Film Critic Catrin Osbourne is thrilled with long-awaited Mary Poppins sequel, yet has some serious problems with the soundtrack
Essential viewing of my own and many others’ childhoods, Mary Poppins (1964) remains one of Disney Animation Studio’s gems. So it was inevitable that they’d decide to jump on the former’s success. Whilst many of Disney’s recent prequels, sequels and remakes are merely pale imitations of the original, Rob Marshall’s Mary Poppins Returns did not leave me feeling empty.
Disney’s current obsession with modifying their older classics is producing a flurry of unnecessary films but Mary Poppins Returns can’t be viewed as entirely unneeded. It’s delightful Christmas viewing that captures classical brilliance in the 2D animation and music hall entertainment. However, it shines the most when it builds on Mary Poppins rather than merely replicating it.
The film begins with a traditional opening credits sequence over paintings of London. This sets the tone for Mary Poppins Returns – it is not trying to modernise Mary Poppins but aims to capture the classic Hollywood gold of the original.
We then enter into a vaguely 1930’s landscape. Down to the moustache, the recently widowed Michael Banks (Ben Whishaw) is becoming his father, dismissing the children’s imagination and focusing on money troubles. When the Banks’ household is under the threat of repossession, Mary Poppins (Emily Blunt) floats down from the sky yet again to sprinkle a touch of magic. Jane Banks (Emily Mortimer) is now a trouser-wearing, social activist. Fitting for the modern audience, Disney begins to right the original’s portrayal of suffragettes as awful mothers.
Alongside the adults, Michael’s three children (Nathanael Saleh, Pixie Davies and Joel Dawson) and Jack (Lin-Manuel Miranda) will team up with Mary Poppins to save their home from the corrupted capitalism of the bank manager (Colin Firth). Only eight years old, Dawson steals the show as Georgie, the youngest of the Banks children.
Though she has been praised for the role, Emily Blunt’s Mary Poppins takes the iconic character’s sassiness too far. At points, this feels like a parody of the nanny and forgets Julie Andrews’ sweetness.
The film could’ve done without Meryl Streep’s vaguely Eastern-European Topsy.
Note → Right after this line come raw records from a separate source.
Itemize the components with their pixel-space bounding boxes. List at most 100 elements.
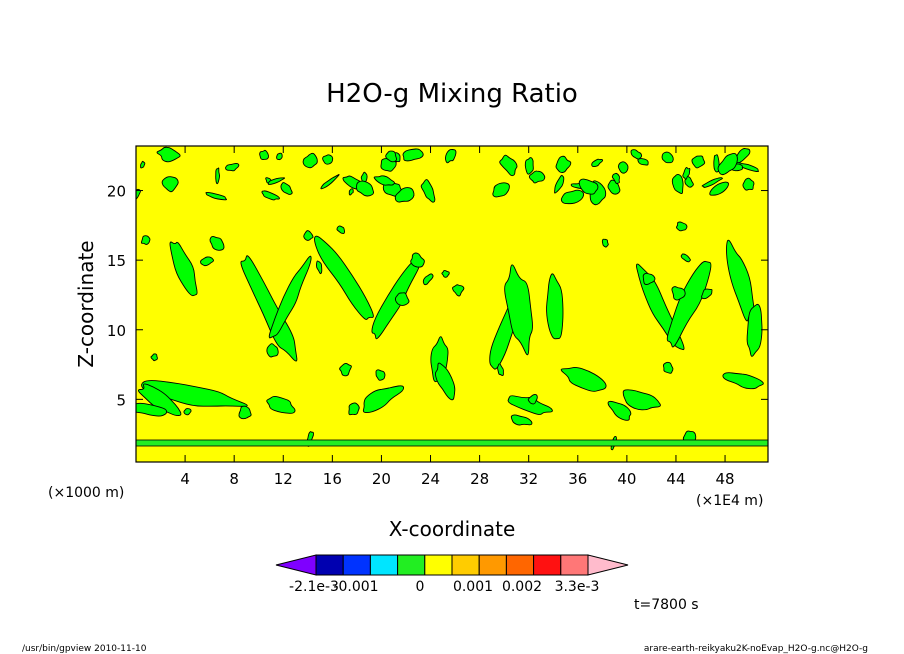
anomaly-patch [136,402,168,417]
plot-background [136,146,768,462]
anomaly-patch [617,161,629,174]
colorbar-swatch [533,554,562,576]
anomaly-patch [452,284,465,297]
anomaly-patch [671,174,684,194]
anomaly-patch [492,182,510,198]
x-tick-label: 16 [323,470,342,488]
y-axis-ticks: 5 10 15 20 [107,183,768,409]
anomaly-patch [339,362,352,377]
colorbar-swatch [397,554,426,576]
anomaly-patch [441,269,450,278]
anomaly-patch [322,154,334,165]
y-tick-label: 20 [107,183,126,201]
anomaly-patch [156,146,181,163]
anomaly-patch [303,230,314,241]
colorbar-label: 3.3e-3 [555,579,600,595]
anomaly-patch [717,153,738,176]
anomaly-patch [497,363,504,376]
x-unit-label: (×1000 m) [48,485,124,501]
anomaly-patch [422,273,434,286]
anomaly-patch [578,178,599,195]
anomaly-patch [314,235,374,320]
anomaly-patch [637,158,649,166]
anomaly-patch [499,154,518,177]
anomaly-patch [722,372,764,390]
anomaly-patch [601,238,609,248]
anomaly-patch [137,383,182,417]
anomaly-patch [394,292,410,306]
anomaly-patch [410,252,425,268]
anomaly-patch [336,225,346,234]
anomaly-patch [435,362,456,401]
anomaly-patch [662,361,674,374]
colorbar-swatch [560,554,589,576]
anomaly-patch [671,286,686,301]
anomaly-patch [642,272,656,285]
anomaly-patch [607,400,632,421]
colorbar-swatch [505,554,535,576]
x-tick-label: 12 [274,470,293,488]
anomaly-patch [546,273,564,340]
colorbar-label: 0.001 [453,579,493,595]
colorbar-swatch [315,554,344,576]
anomaly-patch [140,235,151,245]
x-axis-label: X-coordinate [389,517,516,541]
x-tick-label: 4 [180,470,190,488]
anomaly-patch [527,393,538,405]
anomaly-patch [682,166,691,180]
anomaly-patch [701,177,723,188]
anomaly-patch [225,162,240,172]
y-tick-label: 15 [107,252,126,270]
anomaly-patch [611,172,621,184]
x-axis-ticks: 4 8 12 16 20 24 28 32 36 40 44 48 [180,146,735,488]
x-tick-label: 32 [519,470,538,488]
anomaly-patch [316,260,323,275]
anomaly-patch [320,174,340,190]
anomaly-patch [141,380,248,407]
anomaly-patch [420,179,436,203]
anomaly-patch [746,303,763,357]
anomaly-patch [709,181,729,196]
anomaly-patch [356,180,374,197]
x-tick-label: 28 [470,470,489,488]
anomaly-patch [554,174,565,194]
anomaly-patch [666,260,712,348]
anomaly-patch [348,188,354,196]
colorbar [275,554,629,576]
anomaly-patch [560,367,607,392]
anomaly-patch [560,189,585,205]
anomaly-patch [268,255,312,339]
anomaly-patch [591,158,604,168]
anomaly-patch [209,235,225,251]
anomaly-patch [726,239,756,322]
x-tick-label: 44 [666,470,685,488]
anomaly-patch [375,369,386,381]
anomaly-patch [276,152,283,161]
anomaly-patch [140,160,146,169]
anomaly-patch [238,405,252,420]
y-axis-label: Z-coordinate [74,240,98,367]
anomaly-patch [691,155,706,169]
anomaly-patch [742,177,755,191]
anomaly-patch [348,402,360,416]
anomaly-patch [524,157,534,175]
anomaly-patch [267,177,286,185]
anomaly-patch [402,148,424,162]
y-tick-label: 5 [116,391,126,409]
anomaly-patch [622,389,661,411]
anomaly-patch [302,152,318,169]
anomaly-patch [205,191,227,201]
colorbar-swatch [369,554,399,576]
colorbar-high-arrow [587,554,629,576]
anomaly-patch [394,187,415,203]
colorbar-labels: -2.1e-3-0.001 0 0.001 0.002 3.3e-3 [289,579,599,595]
anomaly-patch [676,221,688,232]
anomaly-contours [136,146,764,451]
anomaly-patch [169,241,198,297]
anomaly-patch [701,288,713,300]
x-tick-label: 40 [617,470,636,488]
anomaly-patch [150,353,158,362]
anomaly-patch [555,155,572,173]
anomaly-patch [504,264,533,356]
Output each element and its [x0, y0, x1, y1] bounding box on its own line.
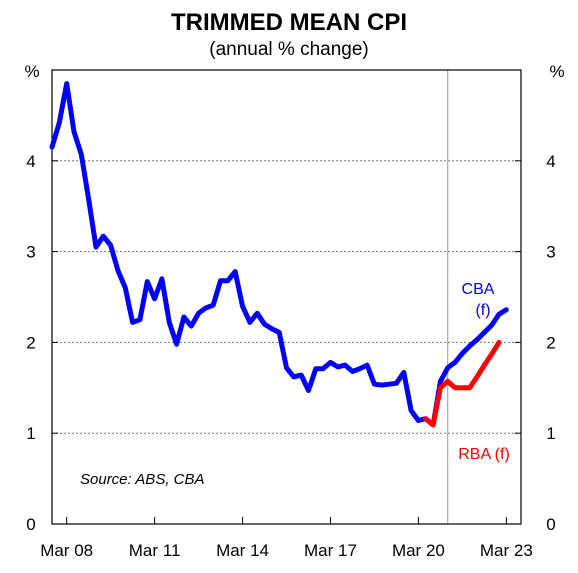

The flipped workshop provides an interesting setting for the musical sequence, but ‘I Love to Laugh’ was a traumatically unfunny song already before its second version weighs the film down.
In keeping with Star Wars: The Force Awakens (2015), Disney takes the approach of keeping the same fundamental elements for the sequel. At times, however, this can appear unoriginal. For instance, Lin-Manuel Miranda plays Jack, who is dressed so similar to Dick Van Dyke’s Bert, the viewer wonders why he has not aged in over twenty years before the exposition twenty-minutes in.
Although it was carefully choreographed, Jack’s ‘Trip a Little Light Fantastic’ is essentially ‘Step in Time’ 2.0. The best additions are the BMXing and Cockney rhyming slang rap, moving from pastiche to originality.
The film could’ve done without Meryl Streep’s vaguely Eastern-European Topsy. The flipped workshop provides an interesting setting for the musical sequence, but ‘I Love to Laugh’ was a traumatically unfunny song already before its second version weighs the film down.
Unfortunately, the songs fail to live up to the Sherman brothers’ original brilliance. Despite his success with Hairspray, Marc Shaiman does not offer a memorable soundtrack. The film reminds us of this as a few seconds of the ‘Feed the Birds’ motif is used at the emotional climax and was the only point that my eyes were no longer dry.
Though they may not stick in your head, I commend Marc Shaiman for refusing to follow the trend from modern musicals to produce a soundtrack that resembles the charts rather than telling the story – I’m looking at you The Greatest Showman (2017).
However, though it may be blasphemous to suggest, Mary Poppins Returns manages to make improvements on the original. Mary Poppins was a masterpiece for the 1960’s but fails to boast a strong, cohesive plot – the familial arch occupies minimal scenes with multiple surreal tangents. In contrast, the sequel ensures that all the fantasy sequences are appropriately timed and fit into the repossession narrative.
Mary Poppins Returns enters into delightful 2D animated worlds. With more wit than the original, the second of these takes place in a china bowl and skilfully incorporates this into the fantasy. Whilst children are used to the high-tech, fast-pace visuals of films such as The Lego Movie (2014), Mary Poppins Returns insists on returning to classical Hollywood entertainment. With more oomph than the original, the climax makes use of both Mary Poppins’ magic and the London landscape. Focusing on Big Ben seems perfectly apt considering the country’s proclamation of love for the clock tower last year.
Verdict:
Mary Poppins Returns could’ve spread a little more magic by moving further from the original but Disney succeeded in capturing the wonder of Mary Poppins for a new generation.